Chenlu Ye

picture 

Ph.D. student
University of Illinois Urbana-Champaign, Computer Science

[Curriculum Vitae]      [Google Scholar]

I am a first-year Ph.D. student in computer science at UIUC, where I am fortunate to advised by Prof. Tong Zhang. Prior to this, I obtained a master's degree in IIP (AI) at The Hong Kong University of Science and Technology, and received a B.S. in Statistics from the University of Science and Technology of China in 2021. Additionally, I was a visiting scholar in AGI LAB @ UCLA from 2023.08 to 2023.12, working with Prof. Quanquan Gu.

Research Interests

My research interests span the intersection of machine learning theory and statistics, with a particular emphasis on the foundations of reinforcement learning.

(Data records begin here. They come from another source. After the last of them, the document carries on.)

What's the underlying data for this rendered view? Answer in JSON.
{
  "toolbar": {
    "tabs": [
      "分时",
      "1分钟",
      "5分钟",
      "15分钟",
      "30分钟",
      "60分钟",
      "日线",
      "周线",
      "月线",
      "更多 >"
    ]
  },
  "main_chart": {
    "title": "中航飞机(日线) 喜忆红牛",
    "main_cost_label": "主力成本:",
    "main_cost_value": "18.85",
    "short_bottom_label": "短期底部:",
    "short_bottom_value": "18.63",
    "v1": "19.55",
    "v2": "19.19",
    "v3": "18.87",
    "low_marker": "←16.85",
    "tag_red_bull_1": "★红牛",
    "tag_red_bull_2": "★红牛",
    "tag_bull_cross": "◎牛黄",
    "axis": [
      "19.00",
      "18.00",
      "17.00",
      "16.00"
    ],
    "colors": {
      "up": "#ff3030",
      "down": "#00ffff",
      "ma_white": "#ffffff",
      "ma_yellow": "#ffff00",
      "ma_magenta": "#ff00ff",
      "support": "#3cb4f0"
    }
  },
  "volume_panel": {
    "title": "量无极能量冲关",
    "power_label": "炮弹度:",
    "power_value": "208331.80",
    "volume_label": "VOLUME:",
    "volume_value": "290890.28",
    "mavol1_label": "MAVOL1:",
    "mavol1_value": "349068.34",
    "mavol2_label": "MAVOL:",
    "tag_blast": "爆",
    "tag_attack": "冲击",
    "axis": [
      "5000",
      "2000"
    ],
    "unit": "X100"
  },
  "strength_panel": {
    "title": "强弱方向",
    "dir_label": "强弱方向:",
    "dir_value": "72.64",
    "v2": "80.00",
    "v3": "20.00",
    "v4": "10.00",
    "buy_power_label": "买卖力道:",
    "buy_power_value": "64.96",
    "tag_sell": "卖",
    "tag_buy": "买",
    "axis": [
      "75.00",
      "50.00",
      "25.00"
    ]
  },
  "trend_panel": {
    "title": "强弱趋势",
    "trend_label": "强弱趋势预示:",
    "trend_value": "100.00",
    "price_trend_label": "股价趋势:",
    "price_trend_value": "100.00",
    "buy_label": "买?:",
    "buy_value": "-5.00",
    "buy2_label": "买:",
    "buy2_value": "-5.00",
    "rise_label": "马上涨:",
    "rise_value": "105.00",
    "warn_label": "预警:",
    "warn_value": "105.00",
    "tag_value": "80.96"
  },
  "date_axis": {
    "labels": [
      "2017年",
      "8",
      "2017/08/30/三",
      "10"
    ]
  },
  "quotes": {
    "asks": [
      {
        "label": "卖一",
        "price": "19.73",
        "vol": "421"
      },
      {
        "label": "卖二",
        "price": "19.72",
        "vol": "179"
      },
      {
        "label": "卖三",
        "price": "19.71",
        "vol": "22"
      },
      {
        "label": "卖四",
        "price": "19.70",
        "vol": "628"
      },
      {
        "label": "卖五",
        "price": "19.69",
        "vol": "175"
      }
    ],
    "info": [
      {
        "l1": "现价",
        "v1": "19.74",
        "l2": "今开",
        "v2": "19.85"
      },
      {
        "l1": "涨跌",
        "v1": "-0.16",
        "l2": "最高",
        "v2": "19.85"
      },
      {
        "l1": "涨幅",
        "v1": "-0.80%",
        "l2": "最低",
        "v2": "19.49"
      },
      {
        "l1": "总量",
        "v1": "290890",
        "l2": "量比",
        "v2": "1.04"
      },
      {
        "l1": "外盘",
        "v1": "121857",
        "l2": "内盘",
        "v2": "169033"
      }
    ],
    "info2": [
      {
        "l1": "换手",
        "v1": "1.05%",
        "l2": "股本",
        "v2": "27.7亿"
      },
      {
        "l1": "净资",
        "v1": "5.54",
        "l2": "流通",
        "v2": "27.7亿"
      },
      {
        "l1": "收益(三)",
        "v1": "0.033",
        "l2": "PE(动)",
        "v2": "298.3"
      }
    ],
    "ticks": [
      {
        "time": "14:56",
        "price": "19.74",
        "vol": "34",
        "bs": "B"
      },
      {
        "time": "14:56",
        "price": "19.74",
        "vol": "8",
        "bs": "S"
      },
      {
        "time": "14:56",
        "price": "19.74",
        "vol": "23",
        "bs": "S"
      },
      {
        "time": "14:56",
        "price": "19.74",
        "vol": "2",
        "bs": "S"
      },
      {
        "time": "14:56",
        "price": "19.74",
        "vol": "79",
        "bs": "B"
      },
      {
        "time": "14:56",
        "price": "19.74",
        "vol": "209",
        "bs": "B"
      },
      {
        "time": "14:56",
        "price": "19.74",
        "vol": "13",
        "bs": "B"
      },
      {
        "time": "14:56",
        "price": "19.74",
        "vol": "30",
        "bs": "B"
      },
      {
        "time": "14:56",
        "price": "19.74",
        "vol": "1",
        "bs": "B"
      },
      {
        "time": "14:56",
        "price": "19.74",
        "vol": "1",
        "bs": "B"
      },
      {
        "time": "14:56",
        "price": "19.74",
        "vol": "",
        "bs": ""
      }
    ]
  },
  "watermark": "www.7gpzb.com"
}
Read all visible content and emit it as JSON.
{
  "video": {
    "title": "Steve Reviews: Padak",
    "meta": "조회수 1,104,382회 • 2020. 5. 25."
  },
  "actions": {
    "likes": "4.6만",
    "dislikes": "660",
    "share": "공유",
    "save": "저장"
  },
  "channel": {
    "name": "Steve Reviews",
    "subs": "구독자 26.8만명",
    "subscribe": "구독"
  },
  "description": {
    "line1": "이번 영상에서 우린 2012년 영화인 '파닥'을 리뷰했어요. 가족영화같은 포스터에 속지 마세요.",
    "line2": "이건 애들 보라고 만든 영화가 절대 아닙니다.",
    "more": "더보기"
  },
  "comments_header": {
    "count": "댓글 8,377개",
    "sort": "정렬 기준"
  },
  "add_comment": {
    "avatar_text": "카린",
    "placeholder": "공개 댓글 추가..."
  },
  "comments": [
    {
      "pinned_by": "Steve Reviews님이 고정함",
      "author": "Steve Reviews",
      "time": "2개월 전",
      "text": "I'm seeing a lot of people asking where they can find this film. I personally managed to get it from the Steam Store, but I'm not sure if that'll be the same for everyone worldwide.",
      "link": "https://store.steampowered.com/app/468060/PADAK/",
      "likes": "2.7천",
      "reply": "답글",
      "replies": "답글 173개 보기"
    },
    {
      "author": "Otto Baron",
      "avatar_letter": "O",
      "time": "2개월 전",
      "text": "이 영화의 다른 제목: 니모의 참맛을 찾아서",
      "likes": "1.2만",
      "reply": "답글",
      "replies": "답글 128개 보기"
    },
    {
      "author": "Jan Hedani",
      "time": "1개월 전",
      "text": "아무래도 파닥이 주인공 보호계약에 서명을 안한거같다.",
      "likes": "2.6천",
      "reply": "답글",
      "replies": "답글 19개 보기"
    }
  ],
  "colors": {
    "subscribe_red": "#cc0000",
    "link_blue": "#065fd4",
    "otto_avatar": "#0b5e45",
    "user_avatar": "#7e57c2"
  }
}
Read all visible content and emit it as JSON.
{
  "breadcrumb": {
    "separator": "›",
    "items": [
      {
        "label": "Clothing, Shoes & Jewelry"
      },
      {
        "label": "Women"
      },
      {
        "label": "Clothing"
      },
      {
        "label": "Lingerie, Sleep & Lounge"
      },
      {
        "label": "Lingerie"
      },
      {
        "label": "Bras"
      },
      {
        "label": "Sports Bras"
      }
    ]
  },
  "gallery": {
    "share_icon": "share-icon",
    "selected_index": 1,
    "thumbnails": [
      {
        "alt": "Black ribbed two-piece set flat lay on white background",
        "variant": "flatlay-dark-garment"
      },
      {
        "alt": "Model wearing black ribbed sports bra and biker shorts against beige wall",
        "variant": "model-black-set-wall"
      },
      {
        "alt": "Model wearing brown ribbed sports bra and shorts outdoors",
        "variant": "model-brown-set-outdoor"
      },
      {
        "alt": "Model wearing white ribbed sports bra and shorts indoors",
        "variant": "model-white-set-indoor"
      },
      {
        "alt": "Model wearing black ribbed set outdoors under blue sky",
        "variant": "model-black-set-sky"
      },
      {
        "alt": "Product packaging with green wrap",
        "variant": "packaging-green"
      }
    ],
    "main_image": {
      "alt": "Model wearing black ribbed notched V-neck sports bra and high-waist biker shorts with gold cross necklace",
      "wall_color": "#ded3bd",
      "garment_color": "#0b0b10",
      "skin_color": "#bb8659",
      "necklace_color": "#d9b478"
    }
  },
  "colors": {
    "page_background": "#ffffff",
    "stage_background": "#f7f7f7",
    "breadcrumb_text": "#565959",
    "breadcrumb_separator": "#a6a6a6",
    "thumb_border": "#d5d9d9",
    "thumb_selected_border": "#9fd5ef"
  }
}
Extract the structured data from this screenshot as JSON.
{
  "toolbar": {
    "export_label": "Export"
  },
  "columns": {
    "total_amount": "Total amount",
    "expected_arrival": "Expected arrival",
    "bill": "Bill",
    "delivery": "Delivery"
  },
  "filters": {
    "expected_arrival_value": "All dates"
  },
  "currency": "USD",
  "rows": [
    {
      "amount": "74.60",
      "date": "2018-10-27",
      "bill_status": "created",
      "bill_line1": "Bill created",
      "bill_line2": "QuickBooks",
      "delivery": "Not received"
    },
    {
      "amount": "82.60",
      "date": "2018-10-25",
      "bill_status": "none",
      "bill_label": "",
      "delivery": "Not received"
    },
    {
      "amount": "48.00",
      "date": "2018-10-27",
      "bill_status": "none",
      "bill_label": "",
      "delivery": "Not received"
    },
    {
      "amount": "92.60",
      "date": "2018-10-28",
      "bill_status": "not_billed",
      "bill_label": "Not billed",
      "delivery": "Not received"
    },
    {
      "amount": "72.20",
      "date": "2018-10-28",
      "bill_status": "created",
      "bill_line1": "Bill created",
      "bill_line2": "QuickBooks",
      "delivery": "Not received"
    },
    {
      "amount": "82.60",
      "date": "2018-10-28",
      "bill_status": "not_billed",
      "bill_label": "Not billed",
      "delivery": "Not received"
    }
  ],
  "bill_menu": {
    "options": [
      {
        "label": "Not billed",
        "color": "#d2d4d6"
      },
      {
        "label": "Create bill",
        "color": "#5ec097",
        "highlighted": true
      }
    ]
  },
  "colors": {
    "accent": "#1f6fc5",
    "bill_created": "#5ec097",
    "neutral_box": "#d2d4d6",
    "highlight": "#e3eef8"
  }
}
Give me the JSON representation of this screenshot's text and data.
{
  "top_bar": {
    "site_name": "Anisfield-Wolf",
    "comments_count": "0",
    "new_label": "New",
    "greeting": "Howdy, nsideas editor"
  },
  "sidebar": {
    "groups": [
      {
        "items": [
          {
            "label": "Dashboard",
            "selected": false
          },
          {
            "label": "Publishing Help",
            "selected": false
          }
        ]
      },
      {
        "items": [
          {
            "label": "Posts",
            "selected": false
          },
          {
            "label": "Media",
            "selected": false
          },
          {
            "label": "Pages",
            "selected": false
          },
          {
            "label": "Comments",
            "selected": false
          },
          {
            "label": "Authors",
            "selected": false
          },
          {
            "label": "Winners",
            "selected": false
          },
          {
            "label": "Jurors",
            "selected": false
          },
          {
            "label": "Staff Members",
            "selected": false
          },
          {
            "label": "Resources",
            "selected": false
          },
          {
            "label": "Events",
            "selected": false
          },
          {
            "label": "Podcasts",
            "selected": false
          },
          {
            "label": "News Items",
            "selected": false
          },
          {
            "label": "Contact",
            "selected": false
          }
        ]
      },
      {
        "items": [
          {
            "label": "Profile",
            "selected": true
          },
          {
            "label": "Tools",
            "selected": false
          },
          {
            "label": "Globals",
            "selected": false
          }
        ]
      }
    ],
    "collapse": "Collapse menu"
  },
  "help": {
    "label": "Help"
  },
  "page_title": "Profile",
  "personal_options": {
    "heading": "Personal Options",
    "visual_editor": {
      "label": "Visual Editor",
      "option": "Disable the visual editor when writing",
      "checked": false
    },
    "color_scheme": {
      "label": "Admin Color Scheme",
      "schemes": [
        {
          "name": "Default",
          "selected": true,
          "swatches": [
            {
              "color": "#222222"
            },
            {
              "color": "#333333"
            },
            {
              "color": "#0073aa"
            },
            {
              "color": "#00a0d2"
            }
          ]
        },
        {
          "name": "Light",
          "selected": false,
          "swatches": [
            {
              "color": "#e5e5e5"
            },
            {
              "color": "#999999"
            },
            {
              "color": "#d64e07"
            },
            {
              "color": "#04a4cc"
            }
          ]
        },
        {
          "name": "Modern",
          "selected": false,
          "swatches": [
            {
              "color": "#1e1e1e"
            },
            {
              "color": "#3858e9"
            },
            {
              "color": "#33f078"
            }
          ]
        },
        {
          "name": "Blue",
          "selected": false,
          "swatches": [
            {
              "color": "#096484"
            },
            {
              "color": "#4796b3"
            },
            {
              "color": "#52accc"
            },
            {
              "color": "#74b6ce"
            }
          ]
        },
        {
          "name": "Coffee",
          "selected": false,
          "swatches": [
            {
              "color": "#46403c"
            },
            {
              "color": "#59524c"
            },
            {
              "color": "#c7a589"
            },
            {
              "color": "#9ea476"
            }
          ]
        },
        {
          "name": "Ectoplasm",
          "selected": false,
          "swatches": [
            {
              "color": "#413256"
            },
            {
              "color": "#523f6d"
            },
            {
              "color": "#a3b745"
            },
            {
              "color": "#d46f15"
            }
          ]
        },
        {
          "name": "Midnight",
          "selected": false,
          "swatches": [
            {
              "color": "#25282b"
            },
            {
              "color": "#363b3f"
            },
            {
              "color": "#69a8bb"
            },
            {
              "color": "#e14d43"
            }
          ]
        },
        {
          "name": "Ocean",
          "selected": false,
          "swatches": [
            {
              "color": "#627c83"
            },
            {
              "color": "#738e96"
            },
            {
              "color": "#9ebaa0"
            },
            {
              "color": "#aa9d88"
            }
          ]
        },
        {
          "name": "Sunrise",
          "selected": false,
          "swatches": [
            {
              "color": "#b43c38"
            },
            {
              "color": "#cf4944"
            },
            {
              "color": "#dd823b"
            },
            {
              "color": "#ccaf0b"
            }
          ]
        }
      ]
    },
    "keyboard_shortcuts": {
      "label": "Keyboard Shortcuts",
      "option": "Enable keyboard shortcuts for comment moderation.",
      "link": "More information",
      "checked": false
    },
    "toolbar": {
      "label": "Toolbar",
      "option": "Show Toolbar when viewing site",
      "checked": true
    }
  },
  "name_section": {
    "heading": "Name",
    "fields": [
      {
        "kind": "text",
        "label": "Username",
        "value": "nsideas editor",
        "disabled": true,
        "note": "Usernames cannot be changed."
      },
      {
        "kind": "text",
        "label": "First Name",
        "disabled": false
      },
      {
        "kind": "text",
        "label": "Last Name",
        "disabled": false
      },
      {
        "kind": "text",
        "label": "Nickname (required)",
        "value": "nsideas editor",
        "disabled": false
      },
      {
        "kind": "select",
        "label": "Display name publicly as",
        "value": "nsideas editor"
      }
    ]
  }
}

If you are interested in discussing or collaborating, please feel free to contact me via email: chenluy3 AT illinois DOT edu.

News

Publications and Preprints

(Alphabetical) means that the order is decided by rock–paper–scissors and (*) denotes equal contribution.

  1. A theoretical analysis of nash learning from human feedback under general kl-regularized preference
    Chenlu Ye*, Wei Xiong*, Yuheng Zhang*, Hanze Dong*, Nan Jiang, Tong Zhang, NeurIPS 2024.
    We study general preference without assuming the Bradley–Terry model. We propose sample efficient algorithms for both online and offline settings and validate their efficiency theoretically and empirically.

  2. Towards robust model-based reinforcement learning against adversarial corruption
    Chenlu Ye*, Jiafan He*, Quanquan Gu, Tong Zhang, ICML 2024.
    An analysis of uncertainty-aware algorithms in the model-based framework under adversarial corruption and general function approximation.

  3. Iterative preference learning from human feedback: Bridging theory and practice for rlhf under kl-constraint
    Wei Xiong*, Hanze Dong*, Chenlu Ye*, Han Zhong, Nan Jiang, Tong Zhang, ICML 2024.
    We formulate the real-world RLHF process as a reverse-KL regularized contextual bandit and study its theoretical property by proposing statistically efficient algorithms with a finite-sample theoretical guarantee. We also connect our theoretical findings with practical algorithms (e.g. DPO, RSO), offering new tools and insights for the algorithmic design of alignment algorithms.

  4. Corruption-Robust Offline Reinforcement Learning with General Function Approximation
    Chenlu Ye*, Rui Yang*, Quanquan Gu and Tong Zhang, NeurIPS 2023.
    An application of the uncertainty-weighting technique in offline reinforcement learning problems under adversarial corruption and general function approximation. Moreover, practical implementations under various data-corruption scenarios are carried out on the uncertainty-weighting algorithm, which outperforms the state-of-the-art.

  5. Optimal Sample Selection Through Uncertainty Estimation and Its Application in Deep Learning
    Yong Lin*, Chen Liu*, Chenlu Ye*, Qing Lian, Yuan Yao and Tong Zhang, Preprint.
    A Theoretically optimal and computationally efficient sample selection approach, which can be effectively applied to deep learning and is robust to misspecification (by down-weighting highly uncertain samples).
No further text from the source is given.